Stromgaard K, Brierley M J, Andersen K, Sløk F A, Mellor I R, Usherwood P N, Krogsgaard-Larsen P, Jaroszewski J W
Department of Medicinal Chemistry and NeuroScience PharmaBiotec Research Center, Royal Danish School of Pharmacy, Universitetsparken 2, DK-2100 Copenhagen, Denmark.
J Med Chem. 1999 Dec 16;42(25):5224-34. doi: 10.1021/jm9903747.
Philanthotoxin-433 (PhTX-433), a natural polyamine wasp toxin, is a noncompetitive antagonist of certain ionotropic receptors. Six analogues of PhTX-343 (a synthetic analogue of the natural product), in which the secondary amino groups are systematically replaced by oxygen or methylene groups, have been synthesized by coupling of N-(1-oxobutyl)tyrosine with 1,12-dodecanediamine, 4,9-dioxa-1, 12-dodecanediamine, or appropriately protected di- and triamines, the latter being obtained by multistep syntheses. The resulting PhTX-343 analogues were purified and characterized, and their protolytic properties (stepwise macroscopic pK(a) values) were determined by (13)C NMR titrations. All analogues are fully protonated at physiological pH. The effects of these compounds on acetylcholine-induced currents in TE671 cells clamped at various holding potentials were determined. All of the analogues noncompetitively antagonized the nicotinic acetylcholine receptor (nAChR) in a concentration-, time-, and voltage-dependent manner. The amplitudes of acetylcholine-induced currents were compared at their peaks and at the end of a 1 s application in the presence or absence of the analogues. Most of the analogues were equipotent with or more potent than PhTX-343. The dideaza analogue PhTX-12 [IC(50) of 0.3 microM (final current value)] was the most potent, representing the highest potency improvement (about 50-fold) yet achieved by modification of the parent compound (PhTX-343). Thus, the presence of multiple positive charges in the PhTX-343 molecule is not necessary for antagonism of nAChR. In contrast, the compounds were much less potent than PhTX-343 at locust muscle ionotropic glutamate receptors sensitive to quisqualate (qGluR). The results demonstrate that the selectivity for different types of ionotropic receptors can be achieved by manipulating the polyamine moiety of PhTX-343.

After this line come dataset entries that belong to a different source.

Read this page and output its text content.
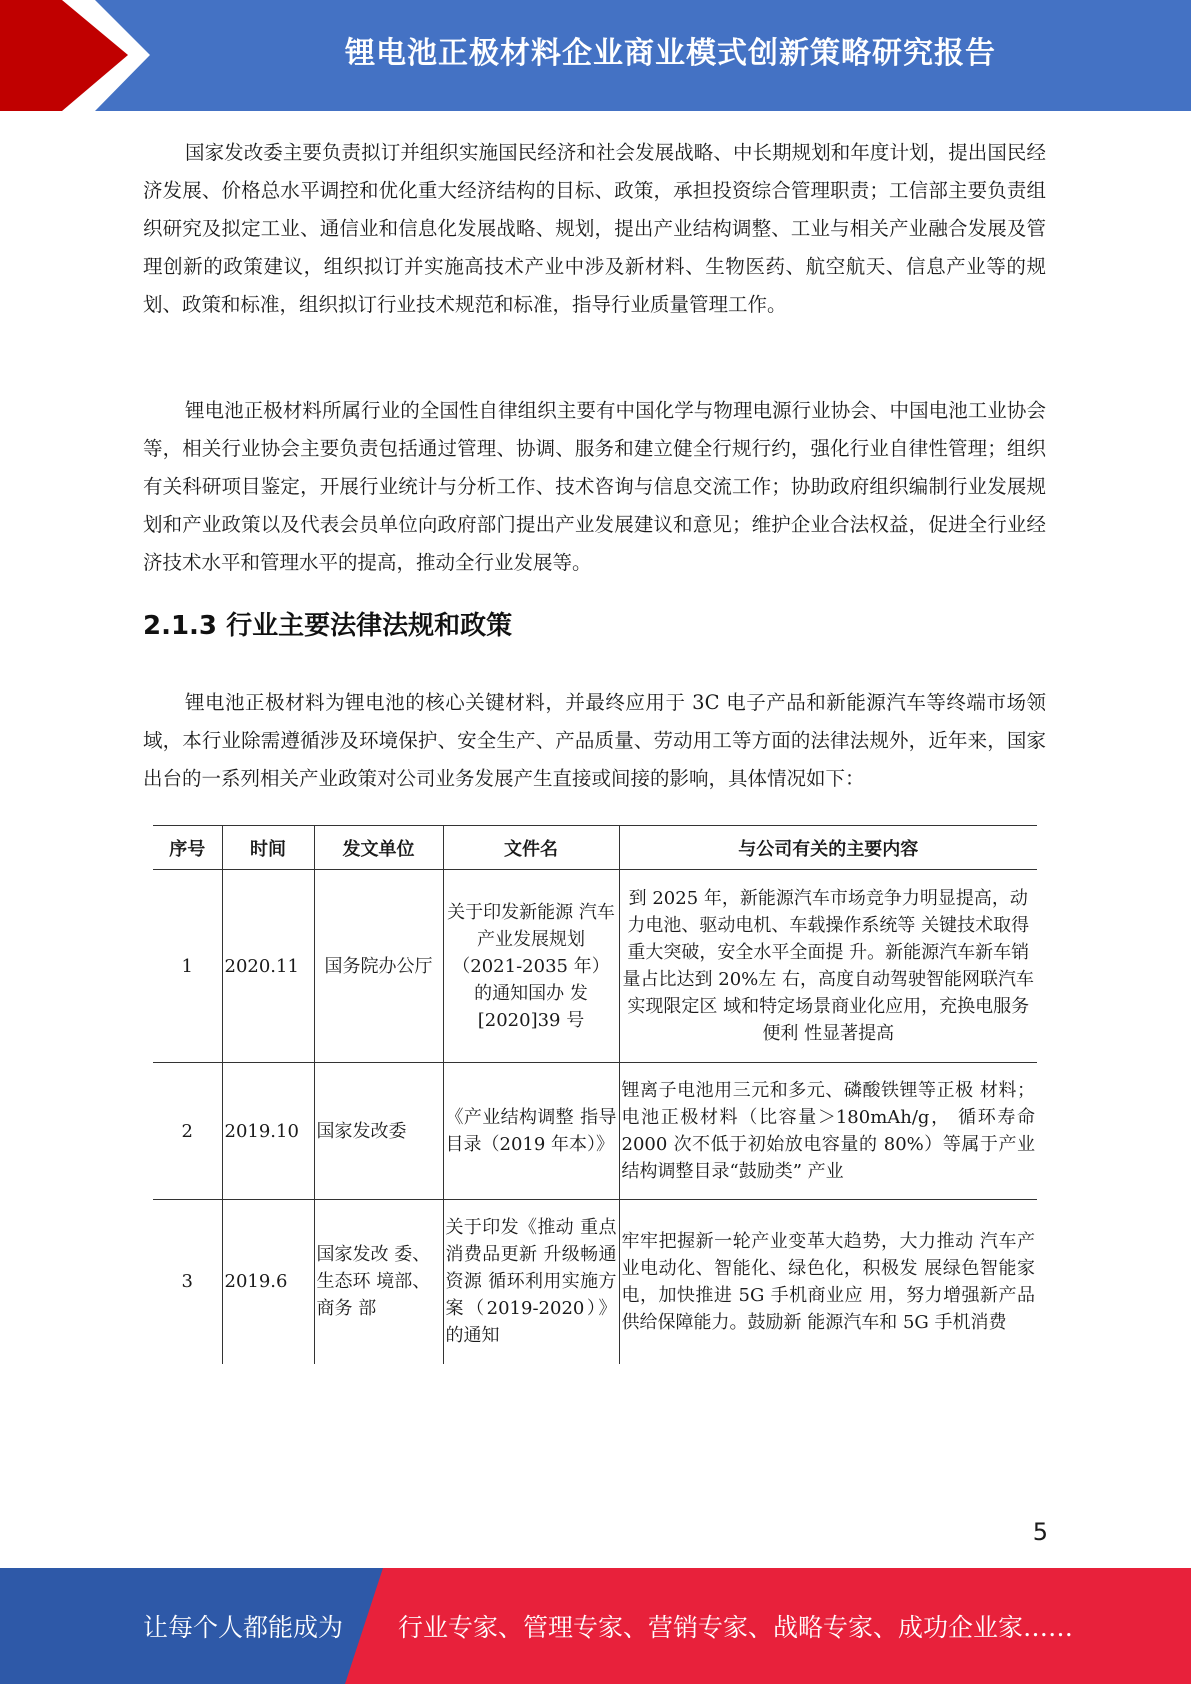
锂电池正极材料企业商业模式创新策略研究报告

国家发改委主要负责拟订并组织实施国民经济和社会发展战略、中长期规划和年度计划，提出国民经济发展、价格总水平调控和优化重大经济结构的目标、政策，承担投资综合管理职责；工信部主要负责组织研究及拟定工业、通信业和信息化发展战略、规划，提出产业结构调整、工业与相关产业融合发展及管理创新的政策建议，组织拟订并实施高技术产业中涉及新材料、生物医药、航空航天、信息产业等的规划、政策和标准，组织拟订行业技术规范和标准，指导行业质量管理工作。

锂电池正极材料所属行业的全国性自律组织主要有中国化学与物理电源行业协会、中国电池工业协会等，相关行业协会主要负责包括通过管理、协调、服务和建立健全行规行约，强化行业自律性管理；组织有关科研项目鉴定，开展行业统计与分析工作、技术咨询与信息交流工作；协助政府组织编制行业发展规划和产业政策以及代表会员单位向政府部门提出产业发展建议和意见；维护企业合法权益，促进全行业经济技术水平和管理水平的提高，推动全行业发展等。

2.1.3 行业主要法律法规和政策

锂电池正极材料为锂电池的核心关键材料，并最终应用于 3C 电子产品和新能源汽车等终端市场领域，本行业除需遵循涉及环境保护、安全生产、产品质量、劳动用工等方面的法律法规外，近年来，国家出台的一系列相关产业政策对公司业务发展产生直接或间接的影响，具体情况如下：

序号	时间	发文单位	文件名	与公司有关的主要内容
1	2020.11	国务院办公厅	关于印发新能源 汽车产业发展规划（2021-2035 年）的通知国办 发[2020]39 号	到 2025 年，新能源汽车市场竞争力明显提高，动力电池、驱动电机、车载操作系统等 关键技术取得重大突破，安全水平全面提 升。新能源汽车新车销量占比达到 20%左 右，高度自动驾驶智能网联汽车实现限定区 域和特定场景商业化应用，充换电服务便利 性显著提高
2	2019.10	国家发改委	《产业结构调整 指导目录（2019 年本）》	锂离子电池用三元和多元、磷酸铁锂等正极 材料；电池正极材料（比容量＞180mAh/g， 循环寿命 2000 次不低于初始放电容量的 80%）等属于产业结构调整目录“鼓励类” 产业
3	2019.6	国家发改 委、生态环 境部、商务 部	关于印发《推动 重点消费品更新 升级畅通资源 循环利用实施方 案（2019-2020）》 的通知	牢牢把握新一轮产业变革大趋势，大力推动 汽车产业电动化、智能化、绿色化，积极发 展绿色智能家电，加快推进 5G 手机商业应 用，努力增强新产品供给保障能力。鼓励新 能源汽车和 5G 手机消费
5
让每个人都能成为 行业专家、管理专家、营销专家、战略专家、成功企业家……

philanthotoxin - 433(PhTX - 433)是一种天然多胺黄蜂毒素,是某些离子型受体的非竞争性拮抗剂。通过将N -(1 - 氧代丁基)酪氨酸与1,12 - 十二烷二胺、4,9 - 二氧杂 - 1,12 - 十二烷二胺或适当保护的二胺和三胺偶联,合成了六种PhTX - 343(天然产物的合成类似物)类似物,后者通过多步合成获得。对所得的PhTX - 343类似物进行了纯化和表征,并通过¹³C NMR滴定法测定了它们的质子解离性质(逐步宏观pK(a)值)。所有类似物在生理pH下均完全质子化。测定了这些化合物对在不同钳制电位下的TE671细胞中乙酰胆碱诱导电流的影响。所有类似物均以浓度、时间和电压依赖性方式非竞争性拮抗烟碱型乙酰胆碱受体(nAChR)。在存在或不存在类似物的情况下,比较了乙酰胆碱诱导电流在其峰值和施加1 s结束时的幅度。大多数类似物与PhTX - 343等效或比其更有效。双脱氮类似物PhTX - 12 [IC(50)为0.3 microM(最终电流值)]是最有效的,代表了通过修饰母体化合物(PhTX - 343)迄今实现的最高效价提高(约50倍)。因此,PhTX - 343分子中存在多个正电荷对于拮抗nAChR并非必要。相反,这些化合物在对喹啉酸敏感的蝗虫肌肉离子型谷氨酸受体(qGluR)上的效价比PhTX - 343低得多。结果表明,通过操纵PhTX - 343的多胺部分可以实现对不同类型离子型受体的选择性。